The Foxconn chairman is also encouraging Apple to shift its operations as he's stepping down from his position at the company to prepare to run for president of Taiwan.
Gou's comments come as tensions have continued to escalate between the US and China, with the Trump administration threatening to impose tariffs on an additional $300 billion worth of Chinese goods. President Trump also recently blacklisted Chinese tech giant Huawei, the second largest smartphone maker in terms of global shipments, over concerns about the company's products potentially providing a survelliance backdoor to the Chinese government.
Apple is looking into moving 15% to 30% of its production from China to Southeast Asia, according to a report earlier this week from Nikkei Asian Review. The report suggests this is a move Apple intends to make regardless of how the trade conflict between the US and China plays out. "A lower birth rate, higher labor costs and the risk of overly centralizing its production in one country. These adverse factors are not going anywhere," an unnamed executive told Nikkei Asian Review.
The head of Foxconn's semiconductor business group recently said the company is capable of helping Apple move its production lines out of China if necessary, as The Wall Street Journal and Bloomberg reported. He added that the firm has enough resources outside of China to supply Apple with products for the US.
Foxconn has already been looking into moving production elsewhere, according to previous reports. Gou said in April, for example, that the iPhone would go into mass production in India, as Bloomberg reported.
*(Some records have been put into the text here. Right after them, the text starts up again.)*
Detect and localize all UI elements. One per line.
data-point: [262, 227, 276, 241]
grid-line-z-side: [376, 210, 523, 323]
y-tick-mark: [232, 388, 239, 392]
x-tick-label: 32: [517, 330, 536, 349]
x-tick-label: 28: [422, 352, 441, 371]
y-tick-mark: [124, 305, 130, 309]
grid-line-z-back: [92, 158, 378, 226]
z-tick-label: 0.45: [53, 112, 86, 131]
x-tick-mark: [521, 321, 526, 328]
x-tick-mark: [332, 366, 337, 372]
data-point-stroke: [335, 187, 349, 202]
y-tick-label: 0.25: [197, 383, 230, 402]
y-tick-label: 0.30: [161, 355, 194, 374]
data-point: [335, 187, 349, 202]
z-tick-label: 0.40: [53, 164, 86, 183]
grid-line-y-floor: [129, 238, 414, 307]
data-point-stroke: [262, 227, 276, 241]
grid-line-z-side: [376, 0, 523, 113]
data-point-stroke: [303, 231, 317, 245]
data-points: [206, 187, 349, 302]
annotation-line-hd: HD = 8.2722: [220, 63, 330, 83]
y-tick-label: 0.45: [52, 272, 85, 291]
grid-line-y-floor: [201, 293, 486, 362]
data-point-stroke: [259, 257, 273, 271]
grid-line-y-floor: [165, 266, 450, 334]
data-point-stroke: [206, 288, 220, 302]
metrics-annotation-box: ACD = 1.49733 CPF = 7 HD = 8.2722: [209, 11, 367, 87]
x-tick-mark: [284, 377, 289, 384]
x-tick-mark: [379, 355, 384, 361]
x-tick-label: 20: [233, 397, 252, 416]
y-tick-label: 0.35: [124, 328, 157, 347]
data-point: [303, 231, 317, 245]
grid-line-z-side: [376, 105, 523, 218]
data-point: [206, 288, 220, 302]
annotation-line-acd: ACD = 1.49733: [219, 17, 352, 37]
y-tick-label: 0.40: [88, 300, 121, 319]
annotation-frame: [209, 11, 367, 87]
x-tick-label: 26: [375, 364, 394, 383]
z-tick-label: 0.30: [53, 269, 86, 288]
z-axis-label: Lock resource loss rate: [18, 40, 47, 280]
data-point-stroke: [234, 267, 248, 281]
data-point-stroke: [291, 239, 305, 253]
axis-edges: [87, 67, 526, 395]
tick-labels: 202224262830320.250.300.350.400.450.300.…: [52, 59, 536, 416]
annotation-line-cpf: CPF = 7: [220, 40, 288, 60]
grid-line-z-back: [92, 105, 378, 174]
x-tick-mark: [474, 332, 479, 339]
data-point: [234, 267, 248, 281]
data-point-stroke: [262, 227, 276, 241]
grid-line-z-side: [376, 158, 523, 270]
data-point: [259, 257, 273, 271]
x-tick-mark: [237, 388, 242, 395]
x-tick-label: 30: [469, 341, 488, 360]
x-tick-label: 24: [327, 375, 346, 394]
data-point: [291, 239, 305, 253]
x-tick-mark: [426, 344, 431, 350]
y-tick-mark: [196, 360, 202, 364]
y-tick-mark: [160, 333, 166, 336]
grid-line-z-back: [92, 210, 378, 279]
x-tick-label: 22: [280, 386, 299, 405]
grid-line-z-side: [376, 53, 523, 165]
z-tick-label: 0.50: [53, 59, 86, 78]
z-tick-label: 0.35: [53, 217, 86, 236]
And Reuters reported in December that Foxconn was considering building a factory in Vietnam, citing local media.
But shifting production away from China will likely be a complicated and costly task for Apple, Dan Ives, managing director of equity research for Wedbush Securities, previously said to Business Insider.
"Apple has really bet the company's production on China and on Foxconn," he said. "It would be like General Motors or Ford saying we're going to move away from Detroit."